24 Nisan 2024 Çarşamba / 16 Sevval 1445

Hay aksi tiyatrolar hala kapatılmadı!

Psikoloji ve psikiyatri bazen olayları, durumları ve kişileri çözümlemede yol gösterici olabiliyor.

Gülcan TEZCAN29 Kasım 2014 Cumartesi 07:00 - Güncelleme:
Hay aksi tiyatrolar hala kapatılmadı!

Son zamanlarda neden, nasıl diye cevap aradığımız pek çok sorunun karşılığını artık sosyoloji ve psikolojinin yardımıyla bulmak mümkün. Sözgelimi ‘paranoya’nın belirtileri ve kişilerin hayatındaki yansımalarına baktığımızda taşlar bir anda yerli yerine oturuyor.

Paranoya aşağıdakilerden en az dördünün olduğu, genç erişkinlik döneminde başlayan, başkalarının davranışlarını kötü niyetli şeklinde yorumlayıp, devamlı güvensizlik ve kuşku duyma halinin adı. Bu dertten mustarip olanlar; 

- Yeterli bir temele

dayanmaksızın başkalarının kendisini sömürdüğünden, aldattığından ya da

kendisine zarar verdiğinden kuşkulanır.

- Dostlarının ya da iş arkadaşlarının kendisine olan bağlılığı ya da güveni üzerine yersiz kuşkuları vardır.

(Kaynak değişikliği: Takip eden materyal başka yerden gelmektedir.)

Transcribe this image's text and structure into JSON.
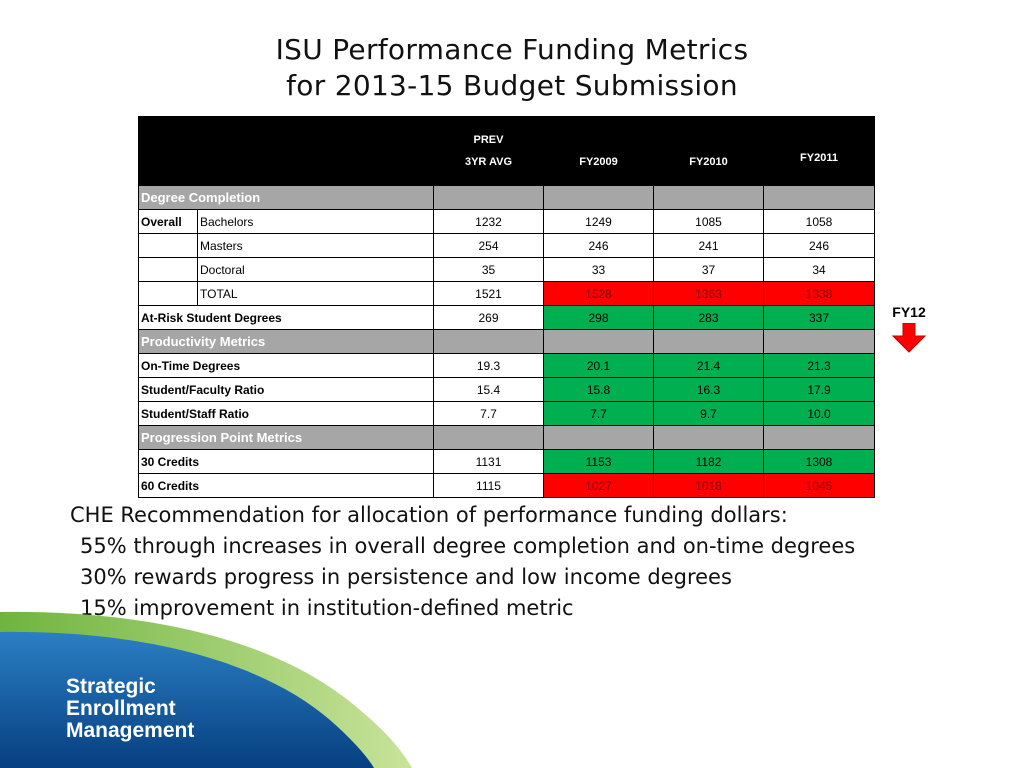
{
  "title": {
    "line1": "ISU Performance Funding Metrics",
    "line2": "for 2013-15 Budget Submission"
  },
  "table": {
    "header": {
      "prev_line1": "PREV",
      "prev_line2": "3YR AVG",
      "fy2009": "FY2009",
      "fy2010": "FY2010",
      "fy2011": "FY2011"
    },
    "sections": {
      "degree_completion": "Degree Completion",
      "productivity": "Productivity Metrics",
      "progression": "Progression Point Metrics"
    },
    "rows": {
      "bachelors": {
        "group": "Overall",
        "label": "Bachelors",
        "prev": "1232",
        "fy2009": "1249",
        "fy2010": "1085",
        "fy2011": "1058"
      },
      "masters": {
        "label": "Masters",
        "prev": "254",
        "fy2009": "246",
        "fy2010": "241",
        "fy2011": "246"
      },
      "doctoral": {
        "label": "Doctoral",
        "prev": "35",
        "fy2009": "33",
        "fy2010": "37",
        "fy2011": "34"
      },
      "total": {
        "label": "TOTAL",
        "prev": "1521",
        "fy2009": "1528",
        "fy2010": "1363",
        "fy2011": "1338"
      },
      "at_risk": {
        "label": "At-Risk Student Degrees",
        "prev": "269",
        "fy2009": "298",
        "fy2010": "283",
        "fy2011": "337"
      },
      "on_time": {
        "label": "On-Time Degrees",
        "prev": "19.3",
        "fy2009": "20.1",
        "fy2010": "21.4",
        "fy2011": "21.3"
      },
      "faculty": {
        "label": "Student/Faculty Ratio",
        "prev": "15.4",
        "fy2009": "15.8",
        "fy2010": "16.3",
        "fy2011": "17.9"
      },
      "staff": {
        "label": "Student/Staff Ratio",
        "prev": "7.7",
        "fy2009": "7.7",
        "fy2010": "9.7",
        "fy2011": "10.0"
      },
      "credits30": {
        "label": "30 Credits",
        "prev": "1131",
        "fy2009": "1153",
        "fy2010": "1182",
        "fy2011": "1308"
      },
      "credits60": {
        "label": "60 Credits",
        "prev": "1115",
        "fy2009": "1027",
        "fy2010": "1018",
        "fy2011": "1045"
      }
    }
  },
  "fy12": {
    "label": "FY12",
    "arrow_icon": "arrow-down-icon",
    "arrow_color": "#ff0000"
  },
  "recommendation": {
    "heading": "CHE Recommendation for allocation of performance funding dollars:",
    "items": [
      "55% through increases in overall degree completion and on-time degrees",
      "30% rewards progress in persistence and low income degrees",
      "15% improvement in institution-defined metric"
    ]
  },
  "logo": {
    "line1": "Strategic",
    "line2": "Enrollment",
    "line3": "Management"
  },
  "colors": {
    "red": "#ff0000",
    "green": "#00b050",
    "section_grey": "#a6a6a6",
    "header_black": "#000000",
    "brand_blue": "#0a5ea8",
    "brand_green": "#8cc63f"
  }
}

- Söylediklerinin kendisine karşı kötü niyetle kullanılacağından korktuğu için sır vermek istemez.

- Sıradan sözlerden ya da

olaylardan aşağılandığı

anlamını çıkartır.

- Devamlı kin tutar, haksızlıkları, görmezden gelinmeyi        ya da onur kırıcı davranışları affetmez.

- Başkalarınca hissedilmeyen ama kendisince algılanan, karakterine ya da saygınlığına saldırıldığı şeklinde bir yargıya vararak, öfke ya da karşı saldırı ile tepki gösterir.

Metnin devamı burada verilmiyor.